Why were the people who insisted that the HOME is the only appropriate place for the teaching of private, personal, family matters (such as sex education) the same people who had zero problem with private, personal, family matters (such as faith and religion and Judeo-Christian dogma) being imposed on students in public schools (whether or not it subverts the constitutional separation of church and state)?
And not another word on how this country was “founded on Christian ideals” – yeah, sell that one to the Arapahos and Shoshones (in exchange for some more pox-infected blankets), Lord Amherst. If everyone’s suddenly so inerrant, let ’em figure out when the ACTUAL Sabbath is and keep it holy, just for starters.
As is so often the case, this is an area where I defer to the college freshmen I spend a few hours with every week – who, at 18, still manage to regularly show up the legislature when it comes to their powers of critical thinking.
One of their assignments is to write a proposal (i.e., they identify a problem and propose a solution). Popular topics always include overpopulation, abortion, birth control, and anything else that’s likely to provoke a good fight.
For the most part, this group got a hearty chuckle out of House Bill 440 (which promotes abstinence to the exclusion of all else as part of any school’s sex education curriculum).
In this legislative utopia, sex only happens within a marriage between consenting (and by the way, heterosexual) adults.
Contrast that with a more common-sense assessment, written by a college freshman as part of a policy proposal: “While choosing to have sex is, in a way, accepting the responsibility of [the] consequences, many are not ready to raise a child or are unable to support one. In this world of abused and hungry children…America should make birth control cheaper and more accessible. By providing birth control you aren’t promoting sex, you are guarding against pregnancy.”
As for the handful of bills promoting the posting of the Ten Commandments, we’ve had our say, and so have the readers for the most part. But primarily, even constitutional advocates have still been writing from the position of the majority. For example, most of the mail we’ve gotten on the subject starts off like this: “I might be a Catholic-Presbyterian-Methodist-Episcopalian, BUT I still favor the separation of church and state.”

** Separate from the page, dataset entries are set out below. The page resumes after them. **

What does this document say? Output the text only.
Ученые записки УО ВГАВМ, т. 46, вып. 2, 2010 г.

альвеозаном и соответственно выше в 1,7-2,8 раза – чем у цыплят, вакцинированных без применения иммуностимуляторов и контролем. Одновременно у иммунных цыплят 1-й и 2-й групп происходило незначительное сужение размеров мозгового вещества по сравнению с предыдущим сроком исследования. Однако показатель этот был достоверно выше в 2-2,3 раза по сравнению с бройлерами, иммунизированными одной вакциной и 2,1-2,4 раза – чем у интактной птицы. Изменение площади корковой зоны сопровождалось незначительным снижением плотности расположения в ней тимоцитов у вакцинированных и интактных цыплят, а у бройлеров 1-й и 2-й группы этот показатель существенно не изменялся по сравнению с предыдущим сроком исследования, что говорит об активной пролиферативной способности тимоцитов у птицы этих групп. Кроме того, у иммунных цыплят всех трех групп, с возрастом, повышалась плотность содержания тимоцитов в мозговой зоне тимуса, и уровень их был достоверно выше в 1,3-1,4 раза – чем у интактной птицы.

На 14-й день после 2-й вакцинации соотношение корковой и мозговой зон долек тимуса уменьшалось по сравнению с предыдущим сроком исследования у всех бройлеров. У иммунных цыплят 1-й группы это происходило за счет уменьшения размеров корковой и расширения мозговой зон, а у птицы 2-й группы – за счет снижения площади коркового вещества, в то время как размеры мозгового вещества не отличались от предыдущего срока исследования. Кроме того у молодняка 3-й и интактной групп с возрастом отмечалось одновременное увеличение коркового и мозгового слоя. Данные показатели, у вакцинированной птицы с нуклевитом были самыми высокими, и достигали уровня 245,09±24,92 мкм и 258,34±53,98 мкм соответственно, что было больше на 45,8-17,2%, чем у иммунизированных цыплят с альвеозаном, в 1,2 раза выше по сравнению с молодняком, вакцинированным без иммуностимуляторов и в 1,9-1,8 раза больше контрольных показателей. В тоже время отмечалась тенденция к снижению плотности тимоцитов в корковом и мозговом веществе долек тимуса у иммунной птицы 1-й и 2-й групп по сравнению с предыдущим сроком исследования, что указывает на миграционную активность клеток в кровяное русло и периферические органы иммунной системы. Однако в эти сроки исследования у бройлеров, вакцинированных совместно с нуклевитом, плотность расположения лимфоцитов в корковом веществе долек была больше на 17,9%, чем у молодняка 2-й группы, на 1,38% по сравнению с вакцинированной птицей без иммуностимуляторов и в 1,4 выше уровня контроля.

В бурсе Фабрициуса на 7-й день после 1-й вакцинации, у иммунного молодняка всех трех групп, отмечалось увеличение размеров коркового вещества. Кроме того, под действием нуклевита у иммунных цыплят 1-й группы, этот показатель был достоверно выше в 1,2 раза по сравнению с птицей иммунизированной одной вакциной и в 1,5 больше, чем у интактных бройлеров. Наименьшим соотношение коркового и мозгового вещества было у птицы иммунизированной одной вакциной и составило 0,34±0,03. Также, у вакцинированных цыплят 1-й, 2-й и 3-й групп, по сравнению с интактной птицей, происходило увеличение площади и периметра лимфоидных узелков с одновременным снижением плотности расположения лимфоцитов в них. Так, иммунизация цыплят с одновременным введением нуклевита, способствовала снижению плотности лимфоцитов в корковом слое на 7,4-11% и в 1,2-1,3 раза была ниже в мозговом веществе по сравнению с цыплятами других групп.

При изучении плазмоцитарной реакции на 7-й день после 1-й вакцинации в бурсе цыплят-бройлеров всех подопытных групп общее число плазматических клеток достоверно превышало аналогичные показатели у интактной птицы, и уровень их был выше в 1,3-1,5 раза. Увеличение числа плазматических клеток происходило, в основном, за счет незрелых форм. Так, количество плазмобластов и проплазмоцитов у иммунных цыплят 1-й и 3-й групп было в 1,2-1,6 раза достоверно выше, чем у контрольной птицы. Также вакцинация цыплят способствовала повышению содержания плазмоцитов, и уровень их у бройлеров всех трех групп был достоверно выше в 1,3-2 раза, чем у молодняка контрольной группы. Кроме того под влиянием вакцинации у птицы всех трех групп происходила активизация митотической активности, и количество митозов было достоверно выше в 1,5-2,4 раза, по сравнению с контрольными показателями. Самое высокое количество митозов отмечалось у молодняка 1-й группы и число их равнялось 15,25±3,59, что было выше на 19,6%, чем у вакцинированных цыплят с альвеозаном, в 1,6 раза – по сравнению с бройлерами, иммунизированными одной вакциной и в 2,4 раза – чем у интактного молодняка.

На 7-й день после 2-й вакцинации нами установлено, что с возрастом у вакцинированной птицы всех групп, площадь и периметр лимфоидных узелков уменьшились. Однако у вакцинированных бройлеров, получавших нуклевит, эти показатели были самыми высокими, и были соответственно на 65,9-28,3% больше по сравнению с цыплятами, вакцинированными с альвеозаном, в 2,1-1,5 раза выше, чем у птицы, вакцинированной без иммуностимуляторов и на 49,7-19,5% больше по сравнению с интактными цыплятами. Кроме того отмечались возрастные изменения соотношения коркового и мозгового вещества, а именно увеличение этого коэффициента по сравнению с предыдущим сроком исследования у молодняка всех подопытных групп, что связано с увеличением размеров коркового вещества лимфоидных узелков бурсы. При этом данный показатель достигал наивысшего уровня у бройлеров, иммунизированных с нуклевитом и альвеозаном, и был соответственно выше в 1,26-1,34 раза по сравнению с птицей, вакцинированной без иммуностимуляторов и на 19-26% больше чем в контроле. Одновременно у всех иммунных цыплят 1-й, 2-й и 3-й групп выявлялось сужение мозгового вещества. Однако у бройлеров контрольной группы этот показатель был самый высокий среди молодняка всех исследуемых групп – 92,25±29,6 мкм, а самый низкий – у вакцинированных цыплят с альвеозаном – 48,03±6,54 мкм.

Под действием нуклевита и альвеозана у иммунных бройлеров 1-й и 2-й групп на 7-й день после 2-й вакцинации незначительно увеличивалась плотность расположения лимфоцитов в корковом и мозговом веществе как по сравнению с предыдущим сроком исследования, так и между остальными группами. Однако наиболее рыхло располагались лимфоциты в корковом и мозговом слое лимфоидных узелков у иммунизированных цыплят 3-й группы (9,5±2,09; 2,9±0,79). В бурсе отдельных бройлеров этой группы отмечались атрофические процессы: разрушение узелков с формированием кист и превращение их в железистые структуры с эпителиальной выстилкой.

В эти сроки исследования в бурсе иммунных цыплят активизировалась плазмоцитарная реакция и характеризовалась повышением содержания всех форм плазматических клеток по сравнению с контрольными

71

So I’ll offer the last word on the subject (for us, for now) from one of my non-Christian students who turned in this short writing assignment on the first amendment.
I had to ask his permission, and promise him anonymity, because when he wrote it, he specifically asked me NOT to share it with the class as part of our usual workshop process, because of the possible repercussions.
He said I was welcome to use it here though, especially if I thought “it would make any difference.”
He wrote, “A majority of people in this country like Christian influence and say there needs to be some. But they don’t know what it feels like to be the minority. In all of my previous education, I was one of the three minorities in the whole school and probably the only one with a differing view on religion. Many things people do and don’t even realize it. Every Christmas I had to purchase gifts for my classmates and help decorate a room for Christmas. For two months I had to look at a Christmas tree and sing religious songs. One time I told my teacher in elementary school that I did not want to sing along with the class, and she made me sit outside the door by myself. Making me the outcast again, feeling embarrassed and rejected.”
And the solution to this state of anomie we live in where a first-grader can now shoot a classmate is to post “Thou Shalt Not Kill” on the wall? (Sound it out, folks. Because if this is now starting at six years old, we’d better hope everybody’s hooked on phonics.